Tragedies often bring out generous and surprising behaviours from groups we wouldn’t expect. Sometimes these actions or gestures make us question strongly held views we’ve formed over time. It’s moments like these that restore our faith in mankind – temporarily at least.

Such were the scenes following the 15 March atrocity at the Christchurch mosques. Patch wearing members of several gangs at cordons and vigils were seen comforting and offering protection to the Muslim community. They made for heart-warming viewing – compassion from a sector of society normally associated with violence and criminal activity – and I’m sure the sadness and support was largely genuine at that time and setting.

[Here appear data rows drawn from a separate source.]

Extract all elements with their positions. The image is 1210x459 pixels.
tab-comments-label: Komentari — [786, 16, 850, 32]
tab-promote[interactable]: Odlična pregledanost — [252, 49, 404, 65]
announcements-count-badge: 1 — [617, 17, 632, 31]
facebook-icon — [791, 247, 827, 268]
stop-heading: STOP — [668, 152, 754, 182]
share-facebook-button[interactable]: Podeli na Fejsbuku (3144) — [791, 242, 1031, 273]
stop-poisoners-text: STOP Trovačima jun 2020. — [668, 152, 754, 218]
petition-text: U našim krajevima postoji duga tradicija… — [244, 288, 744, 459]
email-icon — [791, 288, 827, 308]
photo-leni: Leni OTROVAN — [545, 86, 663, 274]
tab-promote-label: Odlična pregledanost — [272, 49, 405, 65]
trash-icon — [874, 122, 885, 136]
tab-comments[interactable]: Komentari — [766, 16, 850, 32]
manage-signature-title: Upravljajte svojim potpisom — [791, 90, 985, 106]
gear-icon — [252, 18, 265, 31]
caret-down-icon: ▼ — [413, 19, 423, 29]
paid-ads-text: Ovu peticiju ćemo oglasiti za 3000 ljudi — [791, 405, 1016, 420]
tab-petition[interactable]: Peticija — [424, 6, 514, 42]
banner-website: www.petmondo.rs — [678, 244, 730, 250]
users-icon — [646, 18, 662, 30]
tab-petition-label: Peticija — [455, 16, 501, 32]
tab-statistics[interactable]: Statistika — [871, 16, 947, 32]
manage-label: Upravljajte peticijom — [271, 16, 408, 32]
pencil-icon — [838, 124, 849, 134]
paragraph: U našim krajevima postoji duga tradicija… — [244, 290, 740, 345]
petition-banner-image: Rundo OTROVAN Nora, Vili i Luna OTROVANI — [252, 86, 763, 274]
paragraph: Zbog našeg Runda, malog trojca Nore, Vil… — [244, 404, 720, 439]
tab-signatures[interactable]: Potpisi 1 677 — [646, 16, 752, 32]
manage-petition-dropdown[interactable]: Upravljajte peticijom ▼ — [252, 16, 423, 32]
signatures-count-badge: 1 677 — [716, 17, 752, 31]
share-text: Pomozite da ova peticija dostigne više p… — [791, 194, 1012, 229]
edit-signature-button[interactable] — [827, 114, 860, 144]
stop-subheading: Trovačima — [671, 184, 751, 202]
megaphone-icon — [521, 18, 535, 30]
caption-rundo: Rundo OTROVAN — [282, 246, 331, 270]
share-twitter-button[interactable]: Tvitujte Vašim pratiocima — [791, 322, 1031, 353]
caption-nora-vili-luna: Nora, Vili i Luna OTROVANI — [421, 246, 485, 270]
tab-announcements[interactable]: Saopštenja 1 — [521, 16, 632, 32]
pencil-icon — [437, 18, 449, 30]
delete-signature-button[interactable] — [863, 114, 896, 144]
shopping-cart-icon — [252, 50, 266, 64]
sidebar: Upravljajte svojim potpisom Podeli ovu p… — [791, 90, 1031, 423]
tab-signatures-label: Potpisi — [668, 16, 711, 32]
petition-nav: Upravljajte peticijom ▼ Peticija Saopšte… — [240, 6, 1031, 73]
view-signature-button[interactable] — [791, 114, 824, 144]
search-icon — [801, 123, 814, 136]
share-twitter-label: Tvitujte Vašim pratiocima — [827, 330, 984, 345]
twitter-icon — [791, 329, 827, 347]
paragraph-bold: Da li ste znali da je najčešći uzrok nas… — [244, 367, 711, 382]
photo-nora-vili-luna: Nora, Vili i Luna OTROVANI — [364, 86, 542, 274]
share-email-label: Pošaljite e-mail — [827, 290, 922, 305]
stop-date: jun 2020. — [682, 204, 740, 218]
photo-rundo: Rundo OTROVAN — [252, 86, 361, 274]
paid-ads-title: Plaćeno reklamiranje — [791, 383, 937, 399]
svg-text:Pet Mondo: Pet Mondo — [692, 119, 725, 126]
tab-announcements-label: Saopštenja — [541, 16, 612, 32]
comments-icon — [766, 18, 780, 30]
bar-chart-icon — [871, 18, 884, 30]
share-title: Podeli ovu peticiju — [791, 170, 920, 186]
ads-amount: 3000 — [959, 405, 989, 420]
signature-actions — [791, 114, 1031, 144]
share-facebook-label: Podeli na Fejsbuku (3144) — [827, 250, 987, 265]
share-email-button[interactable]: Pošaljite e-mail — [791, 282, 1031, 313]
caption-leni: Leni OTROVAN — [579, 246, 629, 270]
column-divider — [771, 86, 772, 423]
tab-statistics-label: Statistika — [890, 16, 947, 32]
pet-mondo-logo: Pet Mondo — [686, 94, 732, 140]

However, journalist Mike Yardley was sceptical in his 26 March article “Despite their sorrow over the terror attacks, NZ gangs have not changed” where he said “let’s not delude ourselves into thinking that gangland is suddenly seeing the error of their pernicious, destructive ways and is mass-converting into a pack of peaceniks.”

It wasn’t long before Yardley was proven correct. Four days in fact. By the end of the week (30 March) gang bosses were announcing that they wouldn’t surrender their weapons.  Predictable of course. According to the gangs, they need their weapons to protect us all from foreign gangs poised to infiltrate the country. There are those do who have legitimate reasons to use semi-automatic weapons, but the gangs are definitely not amongst them.

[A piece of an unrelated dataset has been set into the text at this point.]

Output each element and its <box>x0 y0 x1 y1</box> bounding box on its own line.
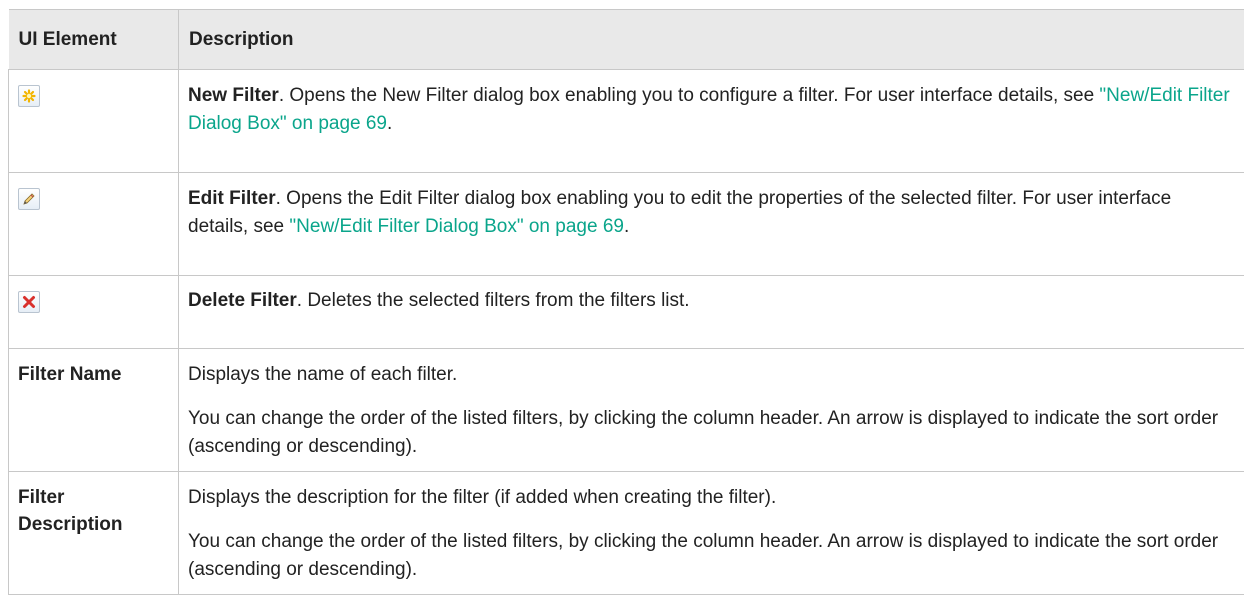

The government acted swiftly to ensure all of the weapons used in the Mosque massacre were banned, with a second round of legislation to come and perhaps including a gun register. Public support was overwhelming, even from many of those who own MSSA weapons. ACT leader David Seymour cautioned the government (rightly in my view) about the problems with knee-jerk legislation and unintended consequences but the support from parliament was unanimous.

Police Minister Stuart Nash was interviewed on Q+A last week and on the panel discussing the gun ban I raised the issue of the criminal gangs. If the intent of the gun ban is to keep kiwis safe, then the criminal gangs must be the first port of call for the police in enforcing the new weapons laws. It remains to be seen whether this happens or not.

Sadly history has shown that banning things works just with those who already obey the law. Microchipping of dogs is the best example. After several very nasty incidents where dogs mauled small children laws were introduced to ban dangerous breeds and for all dogs to be microchipped. This we were told, would prevent further maulings. It hasn’t, and it those who don’t break the law who have their dogs microchipped, Those with banned and dangerous breeds ignore the law.

It didn’t take the gangs long to show themselves for who they really are. Laws, it seems, are only for the law abiding.